We are at the mercy of Mother Nature. In just minutes, lives are tossed into chaos. People die, the earth is flooded or charred. Mountains erupt taking land and all in the path. Life as it is known changes with the wim of the earth. I sit feeling very small. I sit wanting to hold my family close and not let go.

This morning I checked in on Facebook to see what comments were posted. Did others feel the same vulnerability? Only one other posting mentioned Japan. Of all the people I know from different parts of the world, only one mentioned this event that has devastated a country. Only one. Have we become immune to the  events in other parts of the world? Or, are we wordless watching this horror unfold? I'm confused.

I sit watching our local news covering our Oregon beaches. A young man walks toward the ocean. Warnings have been sounded up and down the shore. Yet curiosity and defiance bring those curious to the water's edge. Do we think we are immune to the power of this world on which we live? What is wrong with us? Are we really so detached?

Last night I sat feeling powerless. Understanding that I was watching a horrible event unfold was almost more than I could comprehend. Nothing could be done to stop it from happening. Lives were being lost right before my eyes. I could do nothing more than sit here and pray for them. I could do nothing more than watch, telling these people that I care. I could do nothing for them but mourn what I was seeing.

My heart aches. This is not another country. This is not a different culture. This is not out of my neighborhood. These people are my people. We live in this family named Earth Inhabitants. When they suffer, we suffer. When they lose, we all lose. When they cry, the world weeps with them.

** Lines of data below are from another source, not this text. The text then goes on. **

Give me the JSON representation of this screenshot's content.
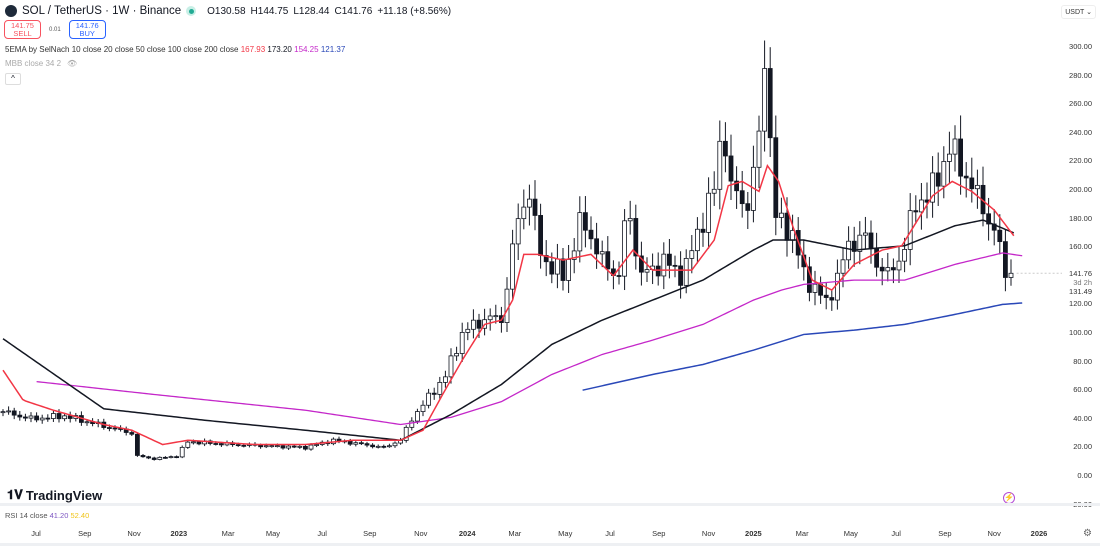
{
  "header": {
    "symbol": "SOL / TetherUS · 1W · Binance",
    "open": "O130.58",
    "high": "H144.75",
    "low": "L128.44",
    "close": "C141.76",
    "change": "+11.18 (+8.56%)"
  },
  "trade": {
    "sell_price": "141.75",
    "sell_label": "SELL",
    "spread": "0.01",
    "buy_price": "141.76",
    "buy_label": "BUY"
  },
  "indicators": {
    "ema_label": "5EMA by SelNach 10 close 20 close 50 close 100 close 200 close",
    "ema_values": [
      {
        "v": "167.93",
        "color": "#f23645"
      },
      {
        "v": "173.20",
        "color": "#131722"
      },
      {
        "v": "154.25",
        "color": "#c427c9"
      },
      {
        "v": "121.37",
        "color": "#2a48b8"
      }
    ],
    "mbb_label": "MBB close 34 2"
  },
  "axis": {
    "currency": "USDT",
    "ticks": [
      "300.00",
      "280.00",
      "260.00",
      "240.00",
      "220.00",
      "200.00",
      "180.00",
      "160.00",
      "120.00",
      "100.00",
      "80.00",
      "60.00",
      "40.00",
      "20.00",
      "0.00",
      "-20.00"
    ],
    "last_price": "141.76",
    "countdown": "3d 2h",
    "prev_price": "131.49"
  },
  "branding": "TradingView",
  "rsi": {
    "label": "RSI 14 close",
    "v1": "41.20",
    "v2": "52.40"
  },
  "time_labels": [
    {
      "t": "Jul",
      "w": 5.9
    },
    {
      "t": "Sep",
      "w": 14.6
    },
    {
      "t": "Nov",
      "w": 23.4
    },
    {
      "t": "2023",
      "w": 31.4
    },
    {
      "t": "Mar",
      "w": 40.2
    },
    {
      "t": "May",
      "w": 48.2
    },
    {
      "t": "Jul",
      "w": 57
    },
    {
      "t": "Sep",
      "w": 65.5
    },
    {
      "t": "Nov",
      "w": 74.6
    },
    {
      "t": "2024",
      "w": 82.9
    },
    {
      "t": "Mar",
      "w": 91.4
    },
    {
      "t": "May",
      "w": 100.4
    },
    {
      "t": "Jul",
      "w": 108.4
    },
    {
      "t": "Sep",
      "w": 117.1
    },
    {
      "t": "Nov",
      "w": 126
    },
    {
      "t": "2025",
      "w": 134
    },
    {
      "t": "Mar",
      "w": 142.7
    },
    {
      "t": "May",
      "w": 151.4
    },
    {
      "t": "Jul",
      "w": 159.5
    },
    {
      "t": "Sep",
      "w": 168.2
    },
    {
      "t": "Nov",
      "w": 177
    },
    {
      "t": "2026",
      "w": 185
    }
  ],
  "chart_data": {
    "type": "candlestick",
    "interval": "1W",
    "ylim": [
      -20,
      300
    ],
    "close_anchors": [
      [
        0,
        45
      ],
      [
        5,
        40
      ],
      [
        11,
        42
      ],
      [
        18,
        35
      ],
      [
        23,
        30
      ],
      [
        24,
        14
      ],
      [
        27,
        12
      ],
      [
        31,
        14
      ],
      [
        33,
        24
      ],
      [
        41,
        22
      ],
      [
        54,
        20
      ],
      [
        59,
        25
      ],
      [
        68,
        20
      ],
      [
        71,
        25
      ],
      [
        73,
        40
      ],
      [
        77,
        60
      ],
      [
        79,
        70
      ],
      [
        82,
        100
      ],
      [
        86,
        110
      ],
      [
        89,
        110
      ],
      [
        92,
        180
      ],
      [
        94,
        200
      ],
      [
        95.5,
        160
      ],
      [
        97,
        150
      ],
      [
        100,
        140
      ],
      [
        103.5,
        180
      ],
      [
        107,
        150
      ],
      [
        110,
        140
      ],
      [
        111.5,
        190
      ],
      [
        114,
        140
      ],
      [
        118,
        150
      ],
      [
        121.5,
        140
      ],
      [
        124,
        170
      ],
      [
        127,
        200
      ],
      [
        128.5,
        250
      ],
      [
        130,
        200
      ],
      [
        133,
        190
      ],
      [
        135.7,
        250
      ],
      [
        136,
        295
      ],
      [
        138,
        180
      ],
      [
        141,
        170
      ],
      [
        143,
        140
      ],
      [
        145.5,
        130
      ],
      [
        147,
        120
      ],
      [
        149,
        140
      ],
      [
        151,
        160
      ],
      [
        153.5,
        170
      ],
      [
        156,
        150
      ],
      [
        158,
        140
      ],
      [
        160.5,
        155
      ],
      [
        163,
        190
      ],
      [
        166,
        200
      ],
      [
        169,
        230
      ],
      [
        172,
        210
      ],
      [
        176,
        180
      ],
      [
        178,
        160
      ],
      [
        179.5,
        130
      ],
      [
        180.5,
        141.76
      ]
    ],
    "ema10": [
      [
        0,
        74
      ],
      [
        3.6,
        53
      ],
      [
        9,
        46
      ],
      [
        18,
        36
      ],
      [
        23,
        32
      ],
      [
        28.5,
        22
      ],
      [
        33,
        25
      ],
      [
        45,
        22
      ],
      [
        54,
        22
      ],
      [
        62.5,
        25
      ],
      [
        71,
        25
      ],
      [
        75,
        32
      ],
      [
        78.5,
        57
      ],
      [
        82,
        81
      ],
      [
        86,
        106
      ],
      [
        89,
        109
      ],
      [
        91,
        123
      ],
      [
        93,
        155
      ],
      [
        95.5,
        155
      ],
      [
        100,
        151
      ],
      [
        105,
        155
      ],
      [
        109,
        140
      ],
      [
        112.5,
        158
      ],
      [
        116,
        144
      ],
      [
        123,
        144
      ],
      [
        127,
        165
      ],
      [
        129.5,
        203
      ],
      [
        132,
        206
      ],
      [
        135,
        199
      ],
      [
        136.5,
        217
      ],
      [
        138.5,
        206
      ],
      [
        141,
        175
      ],
      [
        144.5,
        137
      ],
      [
        148,
        130
      ],
      [
        152,
        148
      ],
      [
        157,
        158
      ],
      [
        160.5,
        161
      ],
      [
        166,
        196
      ],
      [
        169.5,
        206
      ],
      [
        173,
        199
      ],
      [
        177,
        186
      ],
      [
        180.5,
        168
      ]
    ],
    "ema_black": [
      [
        0,
        96
      ],
      [
        18,
        47
      ],
      [
        36,
        39
      ],
      [
        54,
        32
      ],
      [
        71,
        25
      ],
      [
        80,
        43
      ],
      [
        89,
        64
      ],
      [
        98,
        92
      ],
      [
        107,
        109
      ],
      [
        116,
        123
      ],
      [
        125,
        137
      ],
      [
        134,
        158
      ],
      [
        137.5,
        165
      ],
      [
        143,
        165
      ],
      [
        152,
        158
      ],
      [
        161,
        161
      ],
      [
        170,
        175
      ],
      [
        175,
        179
      ],
      [
        180.5,
        170
      ]
    ],
    "ema_magenta": [
      [
        6,
        66
      ],
      [
        27,
        57
      ],
      [
        54,
        46
      ],
      [
        71,
        36
      ],
      [
        80,
        41
      ],
      [
        89,
        52
      ],
      [
        98,
        71
      ],
      [
        107,
        85
      ],
      [
        116,
        95
      ],
      [
        125,
        106
      ],
      [
        134,
        123
      ],
      [
        139,
        130
      ],
      [
        143,
        134
      ],
      [
        152,
        137
      ],
      [
        161,
        137
      ],
      [
        170,
        148
      ],
      [
        178.5,
        156
      ],
      [
        182,
        154
      ]
    ],
    "ema_blue": [
      [
        103.5,
        60
      ],
      [
        116,
        71
      ],
      [
        125,
        78
      ],
      [
        134,
        88
      ],
      [
        143,
        99
      ],
      [
        152,
        102
      ],
      [
        161,
        106
      ],
      [
        170,
        113
      ],
      [
        178.5,
        120
      ],
      [
        182,
        121
      ]
    ]
  }
}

Today I celebrate the birth of my granddaughter twelve years ago. She is a bit more precious to me today as are the other members of my family. I fear more for her today in a world that has shaken and changed families forever. There are other birthdays today. Some of those are washed away by the ocean's rage. Today I will hold my family closer thanking God that we are safe. Today I will carry the thought of those suffering the earth's fury.

Sydney, I love you. Oh, how I love you.


  1. Thank you for your moving and honest words.
    I am beside the Atlantic Ocean today. It is very calm and sunny. What a contrast.
    How can things change so suddenly?
    And how are we to respond?
    Prayer is right, I think.

  2. Amma, there are no words, only prayer.

  3. It is natural and right to worry about one's grandchildren, but it's also true that we have a much better chance of our children and grandchildren making it to adulthood than at any time in our history. Think of the travelers on the Oregon Trail, leaving small crosses all along the way. Think of those who died of smallpox, typhoid, polio and many other diseases that scarcely threaten our children today.

    I mourn for the lives lost in Japan and for the terror they faced. But life on this planet has always had its brutal moments, and it always will.